Dynatrace at Kubecon CloudNativeCon: SRE is ABC 123 for Kubernetes

Kubernetes has emerged as the de facto orchestration layer for modern cloud-native environments.

Very few people (if any) would argue with that statement and proposition.

We know today that Kubernetes helps enable organisations to build and deploy new digital (increasingly cloud-native) services at speed.

However, the agility that’s inherent to Kubernetes is only valuable if it can be harnessed throughout the entire software development lifecycle to ensure the reliability, scalability and performance of containerised applications.

Alois Reitbauer says this level of real world Kubernetes control is more difficult than many might anticipate.

In his position as the chief technical strategist at software intelligence company Dynatrace, Reitbauer explains the issue.

He says that much of the problem stems from the fact that many software delivery methodologies have not been updated from the traditional approaches used for monolithic applications, which have a lower release velocity.

Reitbauer writes as follows to discuss the playing field ahead.

Let’s rethink SRE

To prevent bad Kubernetes deployments from impacting user experience, SRE practices need to ‘shift left’. SRE can no longer be seen as a responsibility for operations teams, it must be applied across the entire software development lifecycle (SDLC).

Of course, this is easier said than done given the IT skills shortage.

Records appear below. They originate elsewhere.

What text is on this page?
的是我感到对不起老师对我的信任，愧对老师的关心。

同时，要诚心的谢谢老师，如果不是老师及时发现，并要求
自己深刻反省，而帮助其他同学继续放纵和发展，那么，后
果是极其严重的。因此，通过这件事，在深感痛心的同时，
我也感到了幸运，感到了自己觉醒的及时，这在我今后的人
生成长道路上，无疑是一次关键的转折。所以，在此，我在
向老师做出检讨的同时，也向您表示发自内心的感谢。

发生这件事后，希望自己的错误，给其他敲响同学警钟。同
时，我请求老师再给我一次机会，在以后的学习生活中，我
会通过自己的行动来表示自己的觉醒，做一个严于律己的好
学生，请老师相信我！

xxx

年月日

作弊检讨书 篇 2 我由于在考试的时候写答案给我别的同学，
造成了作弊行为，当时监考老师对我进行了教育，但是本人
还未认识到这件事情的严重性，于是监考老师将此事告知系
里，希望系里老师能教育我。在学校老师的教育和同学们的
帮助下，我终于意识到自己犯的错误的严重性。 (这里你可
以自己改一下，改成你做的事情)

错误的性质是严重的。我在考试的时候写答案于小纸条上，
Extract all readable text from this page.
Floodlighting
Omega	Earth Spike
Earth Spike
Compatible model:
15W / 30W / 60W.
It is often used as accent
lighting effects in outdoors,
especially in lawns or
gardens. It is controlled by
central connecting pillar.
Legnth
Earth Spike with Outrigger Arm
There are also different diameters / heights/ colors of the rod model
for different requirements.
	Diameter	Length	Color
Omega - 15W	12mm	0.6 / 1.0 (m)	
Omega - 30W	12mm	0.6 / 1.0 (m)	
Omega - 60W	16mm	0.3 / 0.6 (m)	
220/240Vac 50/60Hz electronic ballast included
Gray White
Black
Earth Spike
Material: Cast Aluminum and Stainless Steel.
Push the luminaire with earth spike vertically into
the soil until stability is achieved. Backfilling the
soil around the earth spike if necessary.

Most organisations won’t have the luxury of being able to simply hire more SRE practitioners to extend these principles further across the SDLC. Instead, they will need to look towards capabilities such as automated analysis, to augment their existing teams.

With more services to manage, and a higher velocity of deployment, most previously manual decisions need to be automated.

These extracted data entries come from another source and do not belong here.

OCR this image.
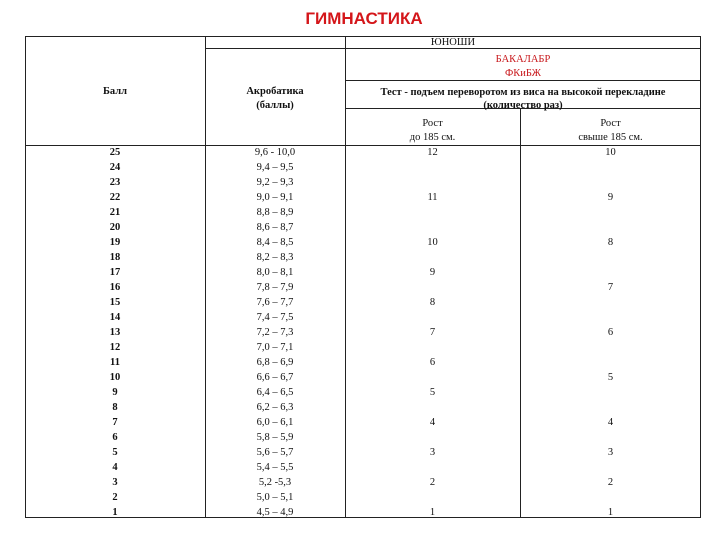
ГИМНАСТИКА
ЮНОШИ
БАКАЛАБР
ФКиБЖ
Балл	Акробатика
(баллы)
Тест - подъем переворотом из виса на высокой перекладине
(количество раз)
Рост
до 185 см.
Рост
свыше 185 см.
25
24
23
22
21
20
19
18
17
16
15
14
13
12
11
10
9
8
7
6
5
4
3
2
1
9,6 - 10,0
9,4 – 9,5
9,2 – 9,3
9,0 – 9,1
8,8 – 8,9
8,6 – 8,7
8,4 – 8,5
8,2 – 8,3
8,0 – 8,1
7,8 – 7,9
7,6 – 7,7
7,4 – 7,5
7,2 – 7,3
7,0 – 7,1
6,8 – 6,9
6,6 – 6,7
6,4 – 6,5
6,2 – 6,3
6,0 – 6,1
5,8 – 5,9
5,6 – 5,7
5,4 – 5,5
5,2 -5,3
5,0 – 5,1
4,5 – 4,9
12
11
10
9
8
7
6
5
4
3
2
1
10
9
8
7
6
5
4
3
2
1
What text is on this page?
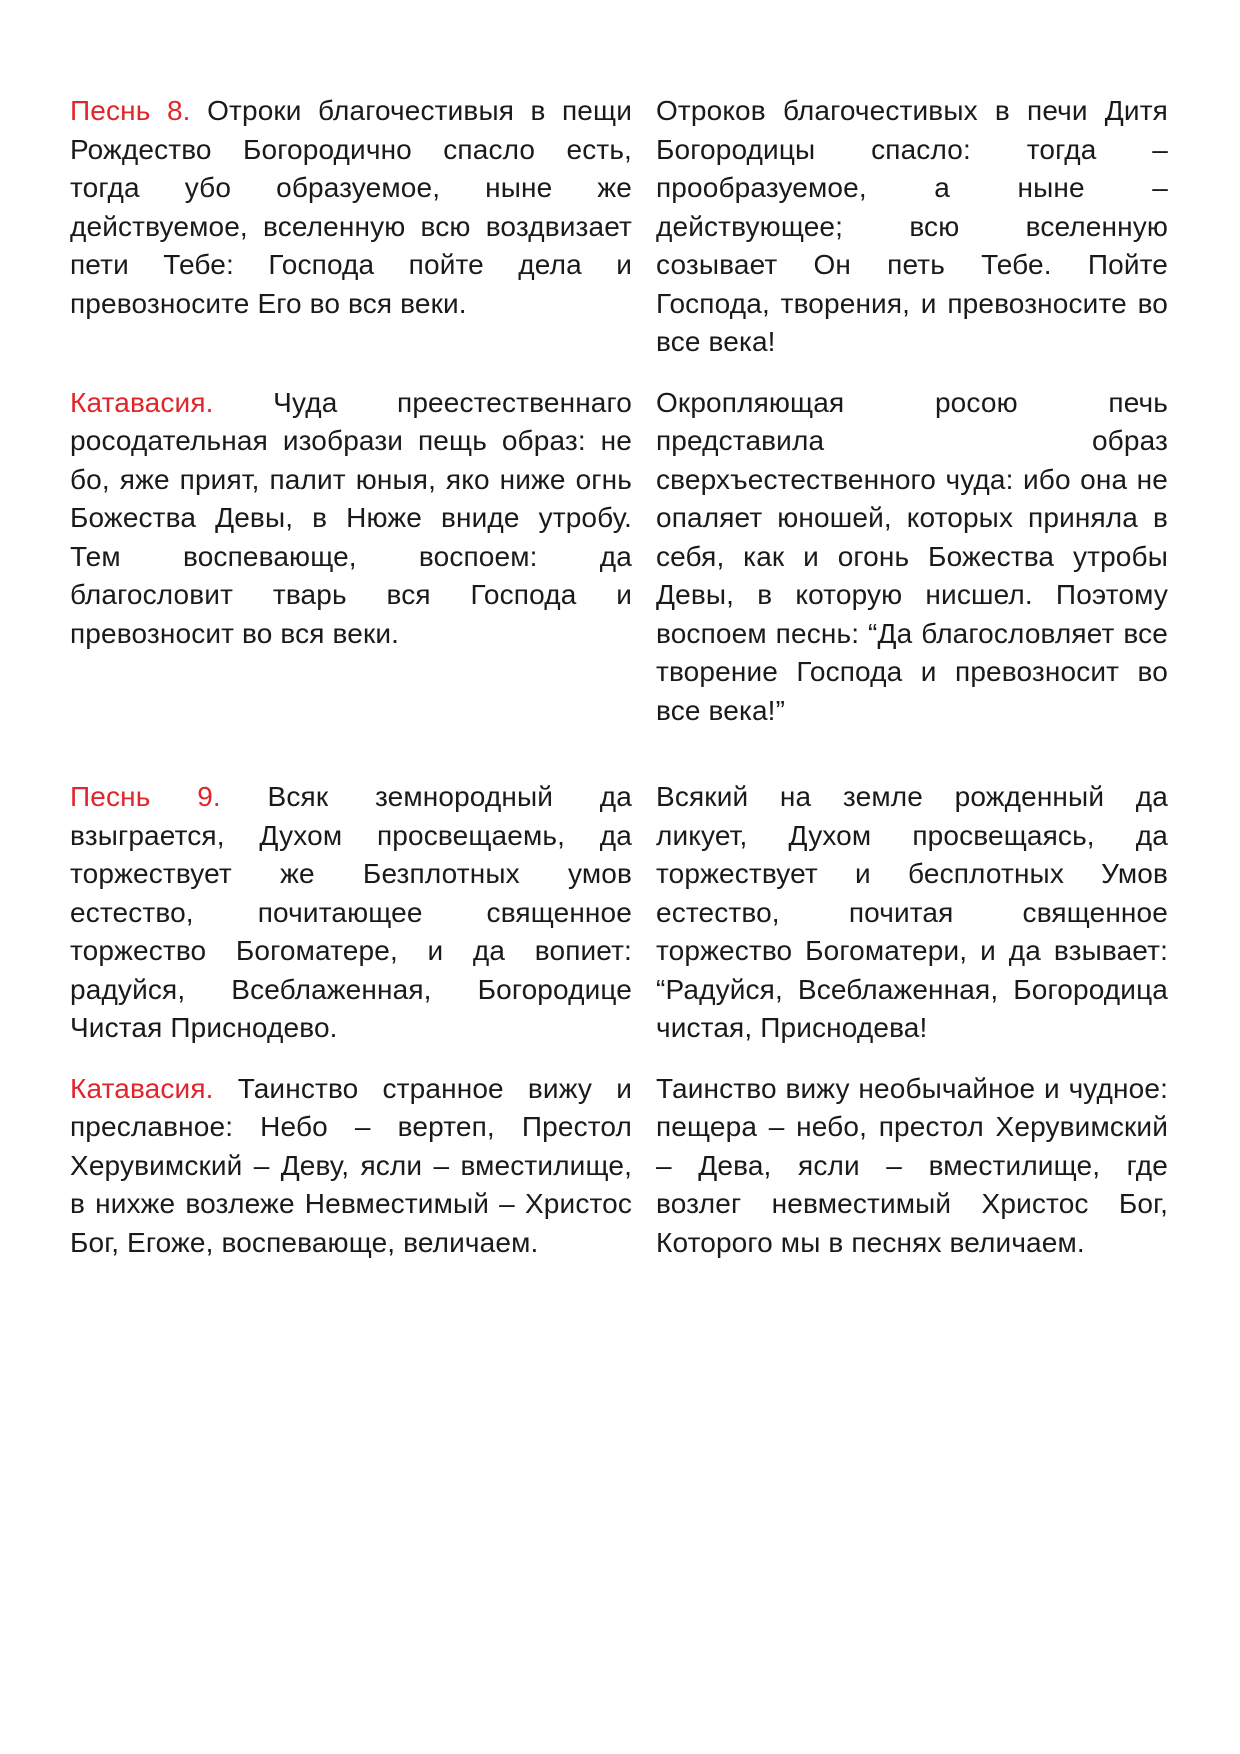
Песнь 8. Отроки благочестивыя в пещи Рождество Богородично спасло есть, тогда убо образуемое, ныне же действуемое, вселенную всю воздвизает пети Тебе: Господа пойте дела и превозносите Его во вся веки.
Отроков благочестивых в печи Дитя Богородицы спасло: тогда – прообразуемое, а ныне – действующее; всю вселенную созывает Он петь Тебе. Пойте Господа, творения, и превозносите во все века!
Катавасия. Чуда преестественнаго росодательная изобрази пещь образ: не бо, яже прият, палит юныя, яко ниже огнь Божества Девы, в Нюже вниде утробу. Тем воспевающе, воспоем: да благословит тварь вся Господа и превозносит во вся веки.
Окропляющая росою печь представила образ сверхъестественного чуда: ибо она не опаляет юношей, которых приняла в себя, как и огонь Божества утробы Девы, в которую нисшел. Поэтому воспоем песнь: “Да благословляет все творение Господа и превозносит во все века!”
Песнь 9. Всяк земнородный да взыграется, Духом просвещаемь, да торжествует же Безплотных умов естество, почитающее священное торжество Богоматере, и да вопиет: радуйся, Всеблаженная, Богородице Чистая Приснодево.
Всякий на земле рожденный да ликует, Духом просвещаясь, да торжествует и бесплотных Умов естество, почитая священное торжество Богоматери, и да взывает: “Радуйся, Всеблаженная, Богородица чистая, Приснодева!
Катавасия. Таинство странное вижу и преславное: Небо – вертеп, Престол Херувимский – Деву, ясли – вместилище, в нихже возлеже Невместимый – Христос Бог, Егоже, воспевающе, величаем.
Таинство вижу необычайное и чудное: пещера – небо, престол Херувимский – Дева, ясли – вместилище, где возлег невместимый Христос Бог, Которого мы в песнях величаем.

Dynatrace’s Reitbauer: SRE practices need to ‘shift left’.

One of the most important steps in embracing a more mature SRE practice is to establish Service Level Objectives (SLOs). These objectives define the criteria that any service needs to fulfil in production. By establishing SLOs for key metrics such as availability, throughput, and response time, organisations can create a baseline for any new deployment, to ensure only good builds reach production and guarantee better quality releases.

Keptn donated to CNCF

However, it’s only possible to evaluate new builds against these SLOs at the speed of cloud-native delivery if the process is fully automated.

That’s why we created the Keptn project and donated it to the CNCF, to enable organisations to automate release decisions such as pushing a build through the pipeline, validating a canary deployment and implementing SLO-based performance analysis as part of their continuous deployment process.

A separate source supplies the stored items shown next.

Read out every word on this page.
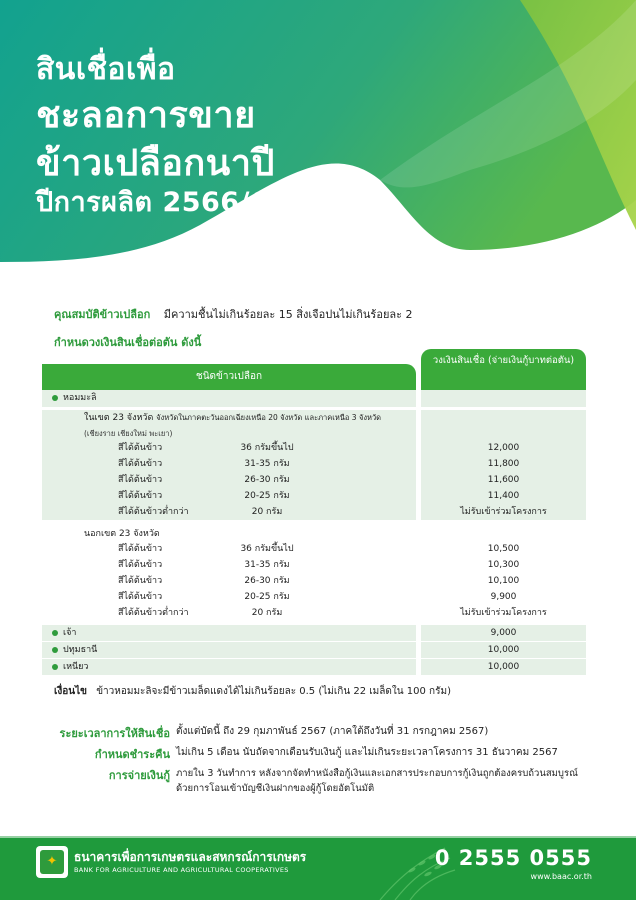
สินเชื่อเพื่อ
ชะลอการขาย
ข้าวเปลือกนาปี
ปีการผลิต 2566/67
คุณสมบัติข้าวเปลือก มีความชื้นไม่เกินร้อยละ 15 สิ่งเจือปนไม่เกินร้อยละ 2
กำหนดวงเงินสินเชื่อต่อตัน ดังนี้
ชนิดข้าวเปลือก
วงเงินสินเชื่อ (จ่ายเงินกู้บาทต่อตัน)
หอมมะลิ
ในเขต 23 จังหวัด จังหวัดในภาคตะวันออกเฉียงเหนือ 20 จังหวัด และภาคเหนือ 3 จังหวัด
(เชียงราย เชียงใหม่ พะเยา)
สีได้ต้นข้าว	36 กรัมขึ้นไป	12,000
สีได้ต้นข้าว	31-35 กรัม	11,800
สีได้ต้นข้าว	26-30 กรัม	11,600
สีได้ต้นข้าว	20-25 กรัม	11,400
สีได้ต้นข้าวต่ำกว่า	20 กรัม	ไม่รับเข้าร่วมโครงการ
นอกเขต 23 จังหวัด
สีได้ต้นข้าว	36 กรัมขึ้นไป	10,500
สีได้ต้นข้าว	31-35 กรัม	10,300
สีได้ต้นข้าว	26-30 กรัม	10,100
สีได้ต้นข้าว	20-25 กรัม	9,900
สีได้ต้นข้าวต่ำกว่า	20 กรัม	ไม่รับเข้าร่วมโครงการ
เจ้า	9,000
ปทุมธานี	10,000
เหนียว	10,000
เงื่อนไข ข้าวหอมมะลิจะมีข้าวเมล็ดแดงได้ไม่เกินร้อยละ 0.5 (ไม่เกิน 22 เมล็ดใน 100 กรัม)
ระยะเวลาการให้สินเชื่อ ตั้งแต่บัดนี้ ถึง 29 กุมภาพันธ์ 2567 (ภาคใต้ถึงวันที่ 31 กรกฎาคม 2567)
กำหนดชำระคืน ไม่เกิน 5 เดือน นับถัดจากเดือนรับเงินกู้ และไม่เกินระยะเวลาโครงการ 31 ธันวาคม 2567
การจ่ายเงินกู้ ภายใน 3 วันทำการ หลังจากจัดทำหนังสือกู้เงินและเอกสารประกอบการกู้เงินถูกต้องครบถ้วนสมบูรณ์
ด้วยการโอนเข้าบัญชีเงินฝากของผู้กู้โดยอัตโนมัติ
✦	ธนาคารเพื่อการเกษตรและสหกรณ์การเกษตร
BANK FOR AGRICULTURE AND AGRICULTURAL COOPERATIVES	0 2555 0555
www.baac.or.th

It also enables them to automate operations functions such as scaling up to support increased demand.

Augmenting SRE via observability & AIOps

Keptn uses data from testing, monitoring and observability solutions to decide what steps should be taken to progress a deployment. As a result, organisations can automatically detect architectural and deployment changes that have a negative impact on performance and scalability, to prevent those builds from progressing along the pipeline.

DevOps and SRE teams can improve this process even further by applying AIOps capabilities to analyse the technical root cause of a problem, identify the precise reasons why a new build failed to pass a particular SLO, and determine the steps they need to take to resolve the issue.

If they can implement these practices effectively, organisations will be on a much firmer footing to ensure Kubernetes provides the speed and agility they’re seeking to drive shorter development cycles, produce better quality software and deliver faster innovation to the business.